D’un autre côté et même si on classe les déclarations de Kazarama sur le compte de la guerre psychologique, on ne peut s’empêcher de s’inquiéter de la faiblesse militaire du pays. Certes, l’armée est en construction, certes le Premier ministre a promis de doter le pays d’une armée forte et dissuasive, mais le temps ne joue pas pour le gouvernement. Comment des forces négatives parties de rien peuvent-elles se permettre de ridiculiser tout un pays aussi facilement ? Que fait-on entre-temps ? Pourquoi ne peut-on pas donner une fessée à ces rebelles du M23 qui s’autorisent à la barbe de l’armée nationale et des forces de la MONUSCO à occuper de nouveaux villages, accentuant ainsi leur emprise sur les populations congolaises. Cette situation est d’autant plus préoccupante que l’appétit, dit-on, vient en mangeant.
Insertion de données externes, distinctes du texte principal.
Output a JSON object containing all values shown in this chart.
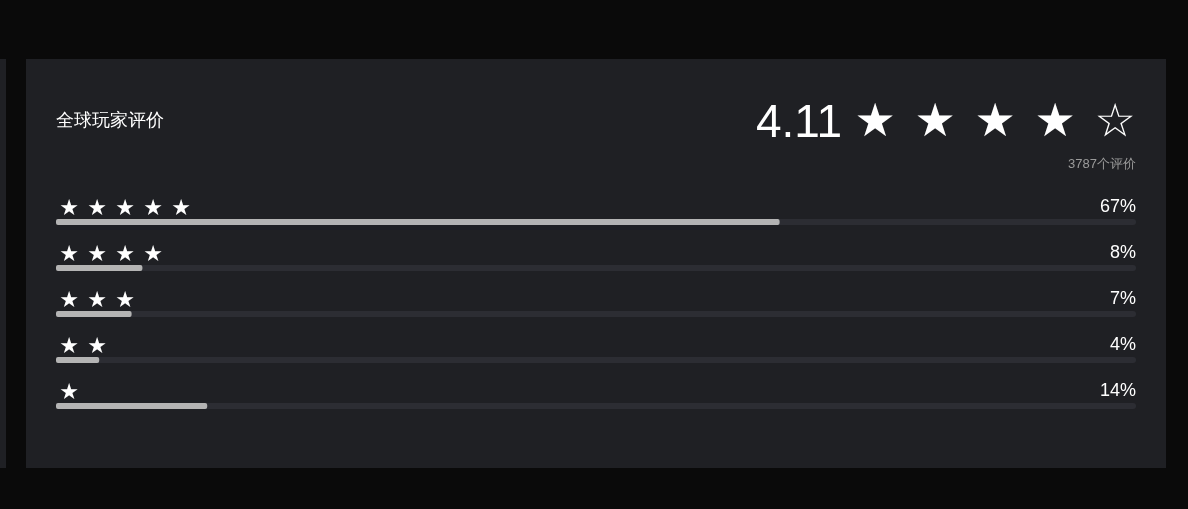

Si le M23 occupe de nouveaux villages sans avoir tiré le moindre coup de feu, quelle extravagance ne va-t-il pas s’autoriser demain. En laissant la situation en l’état sans que l’on cherche à déloger ce groupe rebelle des positions qu’il occupe, on court le risque de rendre encore plus difficile la solution politique envisagée. Plus le territoire qu’il occupe sera grand, plus grandes seront les revendications politiques du M23. Qui sait, demain, les rebelles pourront exiger la révision même de la Constitution pour qu’un poste de vice-président de la République ou de gouverneur du Nord-Kivu leur soit accordé. Un tel accord avalisé par la communauté dite internationale toujours complice pour ne pas dire complaisante puisqu’il faudrait « protéger » une certaine minorité ethnique devra être appliquée malgré le courroux des Congolais. Il sera trop tard pour crier au complot international ayant pour finalité la balkanisation de la RDC, dont on prédit le démembrement en petits Etats, et ceux situés dans l’Est du pays seraient contrôlés à partir de Kigali. C’est là une perspective qui peut prêter à sourire, mais tant que le pays ne disposera pas d’une armée à même de neutraliser les forces négatives, tout est possible. Les scénarii, même les plus saugrenus peuvent être envisagés le plus sérieusement du monde.